Sable. A very dark one.


----------



## Jax08 (Feb 13, 2009)

Sable. What is she mixed with? Her tail implies a northern breed.


----------



## Kahrg4 (Dec 19, 2012)

Sable. I agree about the tail though.


----------



## AkiraAnubise12 (Oct 3, 2017)

Jax08 said:


> Sable. What is she mixed with? Her tail implies a northern breed.



She is not mixed with anything, her parents and grandparents where pure German Shepherd. I had asked my vet about, and others and they call it a fault in her breeding. (I do know her father was super aggressive, as he was used as guard dog.)


----------



## Fodder (Oct 21, 2007)

I have seen curled / “gay” tails in GSD, in which you’re correct, it’s a fault within the breed. That said... a tail THAT tight and near corkscrewed absolutely suggest a spitz type (many that also have erect ears and come in sable). It could be pretty far back making your dog a very very high content GSD. But imo - it goes beyond “fault territory”.

That’s neither here nor there. She’s a very attractive and well put together dog. I like her! As far as your original question, as stated, she’s sable. Her mother sounds sable as well. I don’t believe dusty is a color in any breed.

Where are you located out of curiosity?


----------



## AkiraAnubise12 (Oct 3, 2017)

Fodder said:


> I have seen curled / “gay” tails in GSD, in which you’re correct, it’s a fault within the breed. That said... a tail THAT tight and near corkscrewed absolutely suggest a spitz type (many that also have erect ears and come in sable). It could be pretty far back making your dog a very very high content GSD. But imo - it goes beyond “fault territory”.
> 
> That’s neither here nor there. She’s a very attractive and well put together dog. I like her! As far as your original question, as stated, she’s sable. Her mother sounds sable as well. I don’t believe dusty is a color in any breed.
> 
> Where are you located out of curiosity?



I live in Pass Christian, MS but got her from a breeder in Bay St. Louis, MS, which is mostly Pits. She does carry her tail down most of the time when she is happy, walking or sniffing something. Really her tail didn't start curling till she got 8 to 9 month old. Though I just know her lineage to her great grandparents (what I was told by the breeder), anything beyond that I have no idea, so a Spitz may be that far back.



Dusty is just my way of saying any color of grey lol.


----------



## tim_s_adams (Aug 9, 2017)

She's a very beautiful dog!


----------



## middleofnowhere (Dec 20, 2000)

Well, she's most certainly a nice looking dog and a fun looking puppy. 

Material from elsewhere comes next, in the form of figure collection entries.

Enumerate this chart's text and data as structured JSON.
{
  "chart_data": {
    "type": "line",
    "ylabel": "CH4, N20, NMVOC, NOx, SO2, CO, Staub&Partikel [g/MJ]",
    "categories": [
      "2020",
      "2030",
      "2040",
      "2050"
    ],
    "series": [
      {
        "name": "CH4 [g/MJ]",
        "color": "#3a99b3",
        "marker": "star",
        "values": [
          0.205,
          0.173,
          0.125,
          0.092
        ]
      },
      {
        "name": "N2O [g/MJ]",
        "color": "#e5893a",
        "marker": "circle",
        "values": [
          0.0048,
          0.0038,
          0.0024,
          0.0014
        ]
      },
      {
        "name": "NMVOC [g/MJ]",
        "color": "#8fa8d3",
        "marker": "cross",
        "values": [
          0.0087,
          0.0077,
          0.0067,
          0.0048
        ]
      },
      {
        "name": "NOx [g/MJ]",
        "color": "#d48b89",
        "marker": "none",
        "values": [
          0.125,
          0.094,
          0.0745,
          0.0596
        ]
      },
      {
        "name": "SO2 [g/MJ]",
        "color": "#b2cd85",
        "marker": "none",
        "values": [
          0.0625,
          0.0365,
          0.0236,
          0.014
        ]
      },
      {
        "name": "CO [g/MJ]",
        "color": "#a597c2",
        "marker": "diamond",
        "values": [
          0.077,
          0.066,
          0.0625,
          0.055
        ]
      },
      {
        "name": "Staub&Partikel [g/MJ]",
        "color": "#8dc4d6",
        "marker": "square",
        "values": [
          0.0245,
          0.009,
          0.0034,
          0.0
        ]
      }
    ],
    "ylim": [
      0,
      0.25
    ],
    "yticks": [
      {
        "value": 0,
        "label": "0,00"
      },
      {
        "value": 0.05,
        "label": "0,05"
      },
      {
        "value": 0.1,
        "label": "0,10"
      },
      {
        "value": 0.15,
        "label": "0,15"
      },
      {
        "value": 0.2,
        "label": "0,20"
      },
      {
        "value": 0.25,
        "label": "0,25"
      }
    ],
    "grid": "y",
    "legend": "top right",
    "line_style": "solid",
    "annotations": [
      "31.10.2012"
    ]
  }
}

My youngest often carries her tail so it looks like the handle on a tea pot - but it's not as extreme as your dog's. So far as answering the "what is she mixed with" I'd be tempted to say "supposedly GSD" because you're not going to win with people who are otherwise convinced.


----------



## Mei (Mar 30, 2018)

Wow, she sure is a good lookin dog. Even though its not an official color, I'd say she "dust bunny grey sable" lol. I love the coloring around the eyes!


----------